Cacao is a jungle crop. It only grows 20 degrees north and south of the equator. For almost 500 years it has been extracted from the tropics using exploitative labor. Cacao leaves the tropics as a cheap commodity and gets transformed into what we know as chocolate in the industrialized north.
Part of what makes decolonizing chocolate difficult is that the supply chain arrangement seems almost dictated by the weather. Cacao growing requires warm sweaty tropical conditions, while chocolate making requires the steady coolness of northern climates.
The temperature sensitivity of finished chocolate remains a challenge to this day. Every chocolatier I know bemoans the difficulty and expense of summer shipping, and that’s just within the United States. I’m talking about transporting craft chocolate bars to the US from the tropics. Am I crazy?

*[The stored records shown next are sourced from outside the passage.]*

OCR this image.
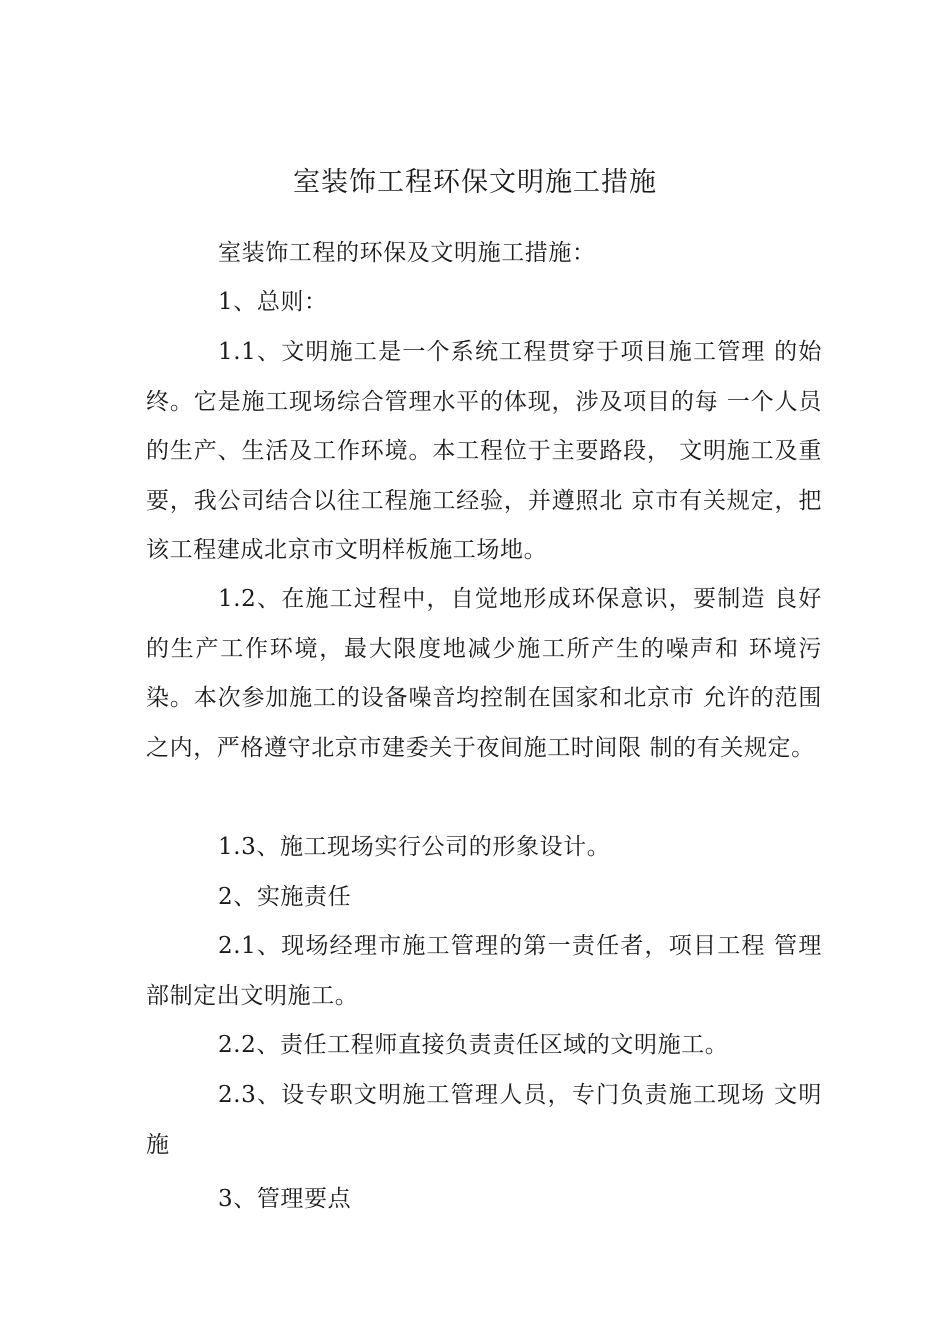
室装饰工程环保文明施工措施

室装饰工程的环保及文明施工措施：

1、总则：

1.1、文明施工是一个系统工程贯穿于项目施工管理 的始终。它是施工现场综合管理水平的体现，涉及项目的每 一个人员的生产、生活及工作环境。本工程位于主要路段， 文明施工及重要，我公司结合以往工程施工经验，并遵照北 京市有关规定，把该工程建成北京市文明样板施工场地。

1.2、在施工过程中，自觉地形成环保意识，要制造 良好的生产工作环境，最大限度地减少施工所产生的噪声和 环境污染。本次参加施工的设备噪音均控制在国家和北京市 允许的范围之内，严格遵守北京市建委关于夜间施工时间限 制的有关规定。

1.3、施工现场实行公司的形象设计。

2、实施责任

2.1、现场经理市施工管理的第一责任者，项目工程 管理部制定出文明施工。

2.2、责任工程师直接负责责任区域的文明施工。

2.3、设专职文明施工管理人员，专门负责施工现场 文明施

3、管理要点
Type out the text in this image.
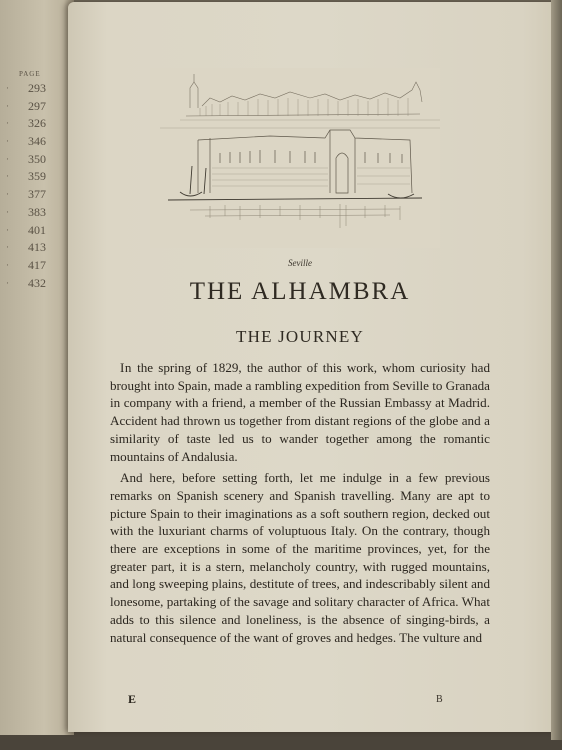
PAGE
· 293
· 297
· 326
· 346
· 350
· 359
· 377
· 383
· 401
· 413
· 417
· 432
Seville
THE ALHAMBRA
THE JOURNEY

In the spring of 1829, the author of this work, whom curiosity had brought into Spain, made a rambling expedition from Seville to Granada in company with a friend, a member of the Russian Embassy at Madrid. Accident had thrown us together from distant regions of the globe and a similarity of taste led us to wander together among the romantic mountains of Andalusia.

And here, before setting forth, let me indulge in a few previous remarks on Spanish scenery and Spanish travelling. Many are apt to picture Spain to their imaginations as a soft southern region, decked out with the luxuriant charms of voluptuous Italy. On the contrary, though there are exceptions in some of the maritime provinces, yet, for the greater part, it is a stern, melancholy country, with rugged mountains, and long sweeping plains, destitute of trees, and indescribably silent and lonesome, partaking of the savage and solitary character of Africa. What adds to this silence and loneliness, is the absence of singing-birds, a natural consequence of the want of groves and hedges. The vulture and

E	B
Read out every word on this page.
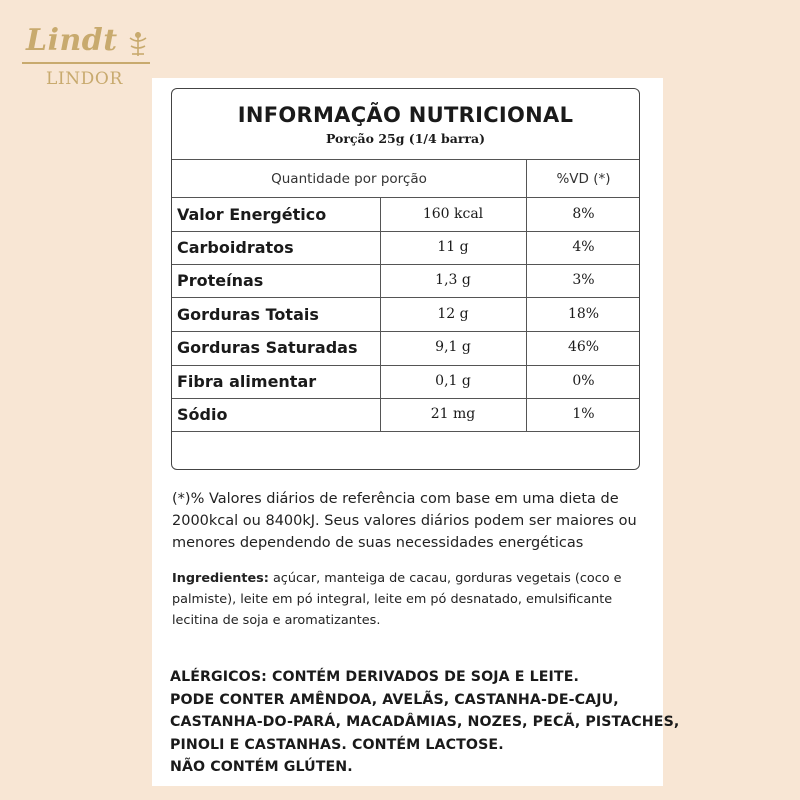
Lindt
LINDOR
INFORMAÇÃO NUTRICIONAL
Porção 25g (1/4 barra)
Quantidade por porção	%VD (*)
Valor Energético	160 kcal	8%
Carboidratos	11 g	4%
Proteínas	1,3 g	3%
Gorduras Totais	12 g	18%
Gorduras Saturadas	9,1 g	46%
Fibra alimentar	0,1 g	0%
Sódio	21 mg	1%
(*)% Valores diários de referência com base em uma dieta de 2000kcal ou 8400kJ. Seus valores diários podem ser maiores ou menores dependendo de suas necessidades energéticas
Ingredientes: açúcar, manteiga de cacau, gorduras vegetais (coco e palmiste), leite em pó integral, leite em pó desnatado, emulsificante lecitina de soja e aromatizantes.
ALÉRGICOS: CONTÉM DERIVADOS DE SOJA E LEITE.
PODE CONTER AMÊNDOA, AVELÃS, CASTANHA-DE-CAJU,
CASTANHA-DO-PARÁ, MACADÂMIAS, NOZES, PECÃ, PISTACHES,
PINOLI E CASTANHAS. CONTÉM LACTOSE.
NÃO CONTÉM GLÚTEN.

Maybe I am crazy, but I know that we are in a technological age that makes it possible to disrupt and edit the way we have always done things.
I mean for real, they had barely invented refrigeration at the time that the first industrial chocolate was made. Now look at us.
The real challenge is to keep our environmental footprint in mind as we begin to bring decolonized chocolate into the US market. One way I am doing that is by choosing chocolate makers who grow cacao using organic principles. Another way is by figuring out a greener way to ship. Right now the standard is fedex air, using styrofoam insulation and gel ice packs. I am researching ways we can do better than that, including biodegradable insulating materials and carbon neutral shipping initiatives.
If you can dream it, you can do it, right?